CORESTA Meeting, Smoke Science/Product Technology, 2015, Jeju, ST 45

Cigarette smoke as a source of exogenous and endogenous antioxidants in smokers: novel findings

TROFIMOV A.V.; MENSHOV V.V.; YABLONSKAYA O.I.
Emanuel Institute of Biochemical Physics, RAS, Moscow, Russian Federation

Cellular oxidative stress, derived from imbalance between the production of reactive oxygen species and the efficacy of the antioxidant defence, can be a direct and/or indirect consequence of cigarette smoking. Pro-oxidant properties of cigarette smoke are accounted for by the abundance of smoke oxidants, whose origin may be of free-radical as well as of molecular (peroxides, electrophilic carbonyls, etc.) nature. Oxidants may be additionally generated in a smoker through biochemical transformations of relatively persistent smoke chemicals (e.g. benzo[a]pyrene, aromatic amines). The antioxidant potential of the smoke is scantily addressed in the literature. However, one should take into account that any reactant in oxidation processes may exhibit both oxidant and antioxidant propensities depending on the reaction conditions. Such a bimodal behaviour is unique to a number of smoke chemicals.

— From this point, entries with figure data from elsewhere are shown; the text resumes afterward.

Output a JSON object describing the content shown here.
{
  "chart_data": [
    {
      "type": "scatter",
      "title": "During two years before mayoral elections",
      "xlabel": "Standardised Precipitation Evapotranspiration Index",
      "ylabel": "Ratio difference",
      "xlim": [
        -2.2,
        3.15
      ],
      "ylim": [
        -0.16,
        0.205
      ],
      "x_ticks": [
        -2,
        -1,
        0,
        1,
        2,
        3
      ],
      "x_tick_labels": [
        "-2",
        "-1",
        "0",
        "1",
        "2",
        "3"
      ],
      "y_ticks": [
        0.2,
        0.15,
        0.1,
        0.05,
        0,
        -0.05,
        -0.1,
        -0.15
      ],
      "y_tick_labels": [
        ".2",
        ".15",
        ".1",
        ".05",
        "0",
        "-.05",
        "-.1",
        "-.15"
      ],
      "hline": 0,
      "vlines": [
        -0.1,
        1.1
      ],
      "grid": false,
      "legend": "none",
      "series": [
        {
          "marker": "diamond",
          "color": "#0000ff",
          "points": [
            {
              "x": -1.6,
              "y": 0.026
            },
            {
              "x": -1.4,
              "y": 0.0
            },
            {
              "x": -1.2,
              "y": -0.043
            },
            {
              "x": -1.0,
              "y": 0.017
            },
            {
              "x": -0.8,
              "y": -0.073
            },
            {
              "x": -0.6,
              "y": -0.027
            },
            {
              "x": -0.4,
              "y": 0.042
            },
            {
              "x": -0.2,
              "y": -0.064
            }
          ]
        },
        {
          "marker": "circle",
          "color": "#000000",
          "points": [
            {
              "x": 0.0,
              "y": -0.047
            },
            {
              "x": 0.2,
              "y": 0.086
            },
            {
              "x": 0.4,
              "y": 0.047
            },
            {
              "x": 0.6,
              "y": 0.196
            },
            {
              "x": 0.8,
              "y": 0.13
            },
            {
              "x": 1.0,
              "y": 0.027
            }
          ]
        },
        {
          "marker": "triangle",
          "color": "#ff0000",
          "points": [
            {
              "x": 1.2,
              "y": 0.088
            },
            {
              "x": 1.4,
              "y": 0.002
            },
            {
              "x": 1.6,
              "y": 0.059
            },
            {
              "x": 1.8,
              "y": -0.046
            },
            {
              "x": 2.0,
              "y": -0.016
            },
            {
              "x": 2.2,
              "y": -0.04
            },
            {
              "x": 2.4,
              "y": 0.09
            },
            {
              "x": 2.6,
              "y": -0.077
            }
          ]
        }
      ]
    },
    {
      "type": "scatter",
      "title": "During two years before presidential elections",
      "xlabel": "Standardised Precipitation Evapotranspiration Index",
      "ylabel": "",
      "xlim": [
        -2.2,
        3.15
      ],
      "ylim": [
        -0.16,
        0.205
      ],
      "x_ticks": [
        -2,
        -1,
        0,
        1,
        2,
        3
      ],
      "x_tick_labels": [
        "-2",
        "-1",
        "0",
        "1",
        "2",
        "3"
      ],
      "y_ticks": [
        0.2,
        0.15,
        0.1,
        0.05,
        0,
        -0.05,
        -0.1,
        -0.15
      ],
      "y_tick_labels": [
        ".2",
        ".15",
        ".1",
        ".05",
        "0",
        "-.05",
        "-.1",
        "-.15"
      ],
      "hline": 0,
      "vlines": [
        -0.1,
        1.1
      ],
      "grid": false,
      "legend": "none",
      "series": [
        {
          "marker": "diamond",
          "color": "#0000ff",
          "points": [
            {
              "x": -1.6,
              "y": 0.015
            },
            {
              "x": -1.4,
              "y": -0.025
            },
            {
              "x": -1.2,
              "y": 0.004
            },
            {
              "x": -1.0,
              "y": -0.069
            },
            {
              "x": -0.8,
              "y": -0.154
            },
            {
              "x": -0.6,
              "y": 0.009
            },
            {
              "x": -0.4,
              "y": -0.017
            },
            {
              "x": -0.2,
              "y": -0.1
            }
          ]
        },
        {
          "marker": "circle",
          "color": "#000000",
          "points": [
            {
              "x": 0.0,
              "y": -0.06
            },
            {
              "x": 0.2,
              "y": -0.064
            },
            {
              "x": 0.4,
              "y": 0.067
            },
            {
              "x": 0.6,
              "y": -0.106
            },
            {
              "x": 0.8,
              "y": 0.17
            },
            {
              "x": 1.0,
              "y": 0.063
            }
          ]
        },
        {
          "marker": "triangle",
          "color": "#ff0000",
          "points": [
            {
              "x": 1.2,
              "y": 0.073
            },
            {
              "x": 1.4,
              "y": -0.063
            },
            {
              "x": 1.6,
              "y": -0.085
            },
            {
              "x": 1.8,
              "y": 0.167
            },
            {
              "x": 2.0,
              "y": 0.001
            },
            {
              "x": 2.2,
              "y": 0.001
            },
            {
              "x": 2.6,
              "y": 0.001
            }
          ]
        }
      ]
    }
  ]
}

Thus, hydroquinone, catechol and numerous phenolic and polyphenolic reactants may act as both antioxidants (through scavenging free radicals) and pro-oxidants (through generation of oxygen-contained free radicals) responsible for oxidative damage of biomolecules. As we have recently shown, smoke constituents indeed exhibit at the same time both pro-oxidant and antioxidant activities (Palmina et al., 2014. Aust. J. Chem., 67, 858-866) because of a dual role of the smoke reactants in oxidation processes. Apart from this mechanism, we have studied the possibility of the antioxidants generation directly in smokers. For that purpose, we have developed a model system consisting of a cigarette-smoke extract, peroxidase and amino acids. Using such a system, we have demonstrated that under physiological conditions the oxidation of the smoke tar and its individual components (e.g. catechol) in the presence of H2O2, peroxidase and glycine affords the products whose antioxidant potential is much higher than that of initial, unoxidised, chemicals.